Another glance showed him that her expression hadn’t changed. More than ever, he wanted to know what went on behind that unrevealing look. He suspected it was the result of a lifetime spent hiding her curiosities and opinions.

In any event, there was nothing for him to do about it.

“So, when’s the first appointment?”

“I haven’t made it yet.”

“I’d like to be there.”

And at the instant shake of her head, he quickly added, “Not for the examination part.” He didn’t want to embarrass her. “Just to sit in on the talk with the doctor afterward.”

She hesitated too long. “Okay.”

“You’ll let me know as soon as you have an appointment?” he pushed, not sure whether she’d acquiesced or was merely placating him.

“I’m hoping to get in sometime during the next week, before school starts.”

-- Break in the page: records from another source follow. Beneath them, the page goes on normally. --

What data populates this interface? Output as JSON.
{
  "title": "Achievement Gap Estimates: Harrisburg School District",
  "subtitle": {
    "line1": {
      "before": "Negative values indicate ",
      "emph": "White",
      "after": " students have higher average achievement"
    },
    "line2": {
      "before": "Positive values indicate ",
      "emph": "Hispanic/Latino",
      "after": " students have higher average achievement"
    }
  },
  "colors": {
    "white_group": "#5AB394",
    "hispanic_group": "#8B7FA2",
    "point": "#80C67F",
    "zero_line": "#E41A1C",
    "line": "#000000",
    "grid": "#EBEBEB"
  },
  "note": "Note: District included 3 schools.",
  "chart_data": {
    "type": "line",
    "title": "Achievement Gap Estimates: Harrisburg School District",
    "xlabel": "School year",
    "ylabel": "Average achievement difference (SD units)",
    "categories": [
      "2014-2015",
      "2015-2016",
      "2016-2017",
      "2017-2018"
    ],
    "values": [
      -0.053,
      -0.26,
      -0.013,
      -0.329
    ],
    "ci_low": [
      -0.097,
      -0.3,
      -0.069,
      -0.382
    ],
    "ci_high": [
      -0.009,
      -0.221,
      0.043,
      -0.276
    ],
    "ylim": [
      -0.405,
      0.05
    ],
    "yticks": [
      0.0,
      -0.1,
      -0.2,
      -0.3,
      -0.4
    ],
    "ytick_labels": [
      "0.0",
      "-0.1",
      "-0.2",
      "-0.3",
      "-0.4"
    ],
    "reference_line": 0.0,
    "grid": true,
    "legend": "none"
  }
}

Okay, then, she’d meant it. Good. They were getting somewhere. “I can go any day but tomorrow.”

“Fine.”

“A large group of us are going to Phoenix tomorrow,” he explained when it occurred to him that she might think he was putting her off for a golf date or an appointment at work. “One of our young women is a witness in a court case and Shelter Valley plans to be there in full support.”

“Ellen Moore’s rape case,” she said so softly he almost didn’t hear her. “I’m glad you’re all going.”

Having just come off the ramp from the freeway, John kept his foot on the brake and stared. “How did you know about that?”